Published online by Cambridge University Press: 23 February 2021
Introduction
Chapters 5 and 6 demonstrated how class membership based upon couples’ division of housework was connected to individual-and couple-level characteristics. Chapter 5 documented the general characteristics of the five classes. Housework performance, as measured by class membership, reflected how power was negotiated within the household. We saw differences across the five classes in spouses’ relationships to the labor market, their gender attitudes, and demographic characteristics like race/ethnicity and religious affiliation. Chapter 6 provided an empirical assessment of our key claim that housework performance can be seen as a proxy for household power dynamics. We found that there is some support for this claim as men in the Ultra-Traditional couples and women in the Egalitarian High Workload couples seem to be exercising overt power. Additionally, both women and men seem to exert latent power in structuring their spouses’ labor-market hours, and both women and men acquiesce to the exercise of this power. These insights regarding the associations between housework class and the possible utilization of power can be seen as evidence of the key claim of this book. Additional evidence to support this claim may be observed when examining couple class membership over time.

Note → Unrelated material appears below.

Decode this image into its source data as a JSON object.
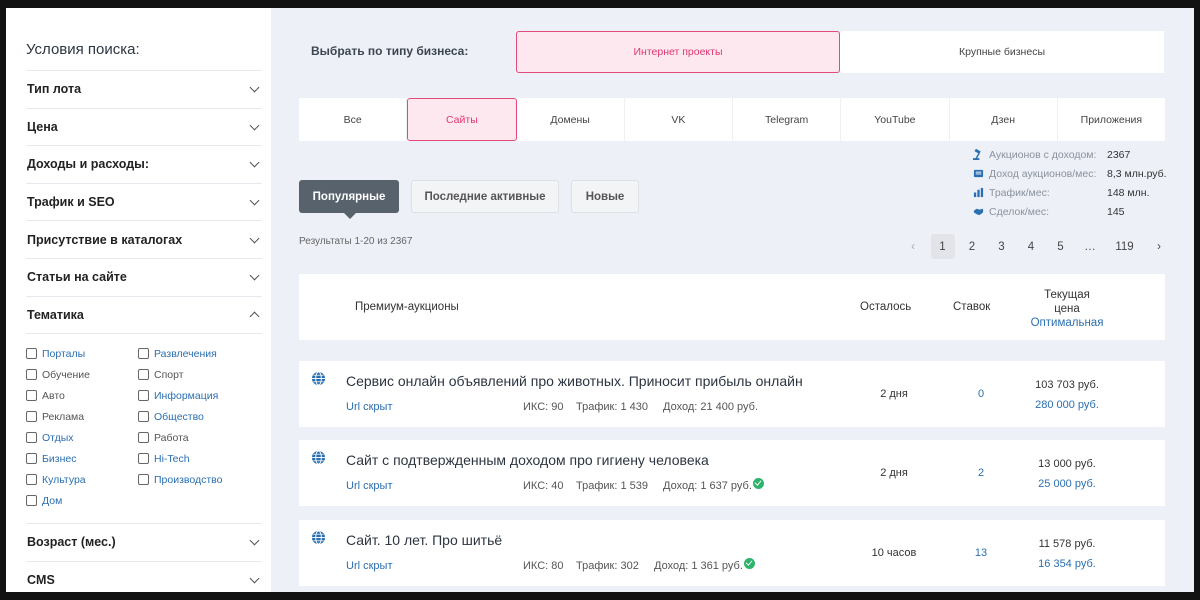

Housework performance as reported in survey data is a snapshot in time. Our arguments about power dynamics among U.S. couples are based on analysis of survey data collected from couples at one point in time. The question that follows next in this logic asks about the extent to which class membership is stable over time. As individuals age, they may (or may not) gain tenure in employment, seek more education, secure better jobs, have more children, and simply have more life experiences. These and similar events have the potential to either reinforce current power dynamics in the household and housework distribution or lead to a renegotiation. If our argument is sound—that housework performance is a proxy for power dynamics in a couple—then we should be able to discern changes in family dynamics over time as a result of power, in this case, as correlated with the typology of housework performance. To examine whether class membership changed over time, we performed latent trajectory analysis (for details, see the Appendix).